The chalk beds which were the field of my labors once composed the floor of the old Cretaceous ocean, and consist almost entirely of the remains of microscopic organisms, which must have fairly swarmed in the water. They were discovered by the late Dr. Bunn, of Lawrence, while a student in the laboratories of the Kansas State University, after Dana and others had said there was no chalk in America.

When the animals that inhabited this ocean died or were killed, their carcasses, buoyed up by the gases that formed after death, floated about on the surface of the water, losing a limb here, a head there, a trunk or tail somewhere else. These detached fragments, sinking to the bottom, were covered by the soft ooze of the ocean floor, and remained there as fossils, while the sedimentary rock was being lifted three thousand feet above sea level.

My explorations began on Hackberry Creek, where I went over every inch of the exposed chalk, from the creek’s mouth to its head, in Logan County.

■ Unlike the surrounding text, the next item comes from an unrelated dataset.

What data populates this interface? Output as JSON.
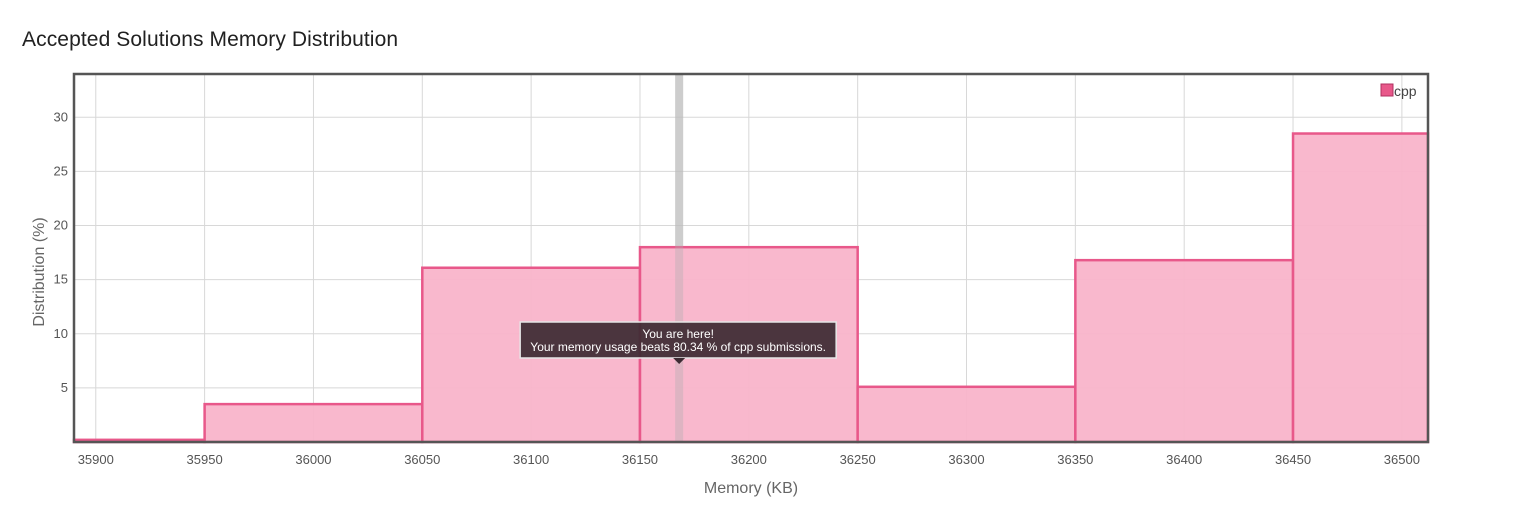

Then I searched the river and the ravines that cut into its drainage area along the flanks of the divides.


Perhaps a description of a typical day’s experience in one of the long ravines that gash the southern slope of the country may be of interest to my readers.

Human beings, in order to accomplish any result of moment, must be reasonably comfortable, that is, they must not be over-hungry or thirsty or sleepy. If they are, their minds will dwell upon their discomforts, and they will accomplish little, as the hungry boy, who keeps turning his head in the direction of the sun and wondering whether it is not almost dinner-time, is not likely to hoe much corn. My first step, therefore, must be to find water and pitch a camp.

But often I have no idea where water is to be found, and must give as much care to the search as if I were looking for fossils. So while the driver follows me with the wagon, I hunt for water and fossils at the same time.

Both sides of my ravine are bordered with cream-colored, or yellow, chalk, with blue below. Sometimes for hundreds of feet the rock is entirely denuded and cut into lateral ravines, ridges, and mounds, or beautifully sculptured into tower and obelisk. Sometimes it takes on the semblance of a ruined city, with walls of tottering masonry, and only a near approach can convince the eye that this is only another example of that mimicry in which nature so frequently indulges.

The chalk beds are entirely bare of vegetation, with the exception of a desert shrub that “finds a foothold in the rifted rock” and sends its roots down every crevice. This shrub is one of the fossil hunter’s worst enemies. Sending its roots down the clefts in the rock, it searches out the fossil bones that have been preserved there, and feasts upon them until they have been entirely consumed, thus thriving at the expense of God’s buried dead. More fine fossil vertebrates have been destroyed by this plant than by the denudation of the rock, or the vandal hand of man, although both of the latter have been powerful factors in the destruction of fossils. In those days, however, there were no curiosity hunters to dig up the precious relics, so that they were more abundant than they are now.

All this time I am wandering along the canyon in search of water. Sometimes I come upon gorges only two feet wide and fifty feet deep; sometimes for five miles or more the sides of the ravine will be only a few feet high.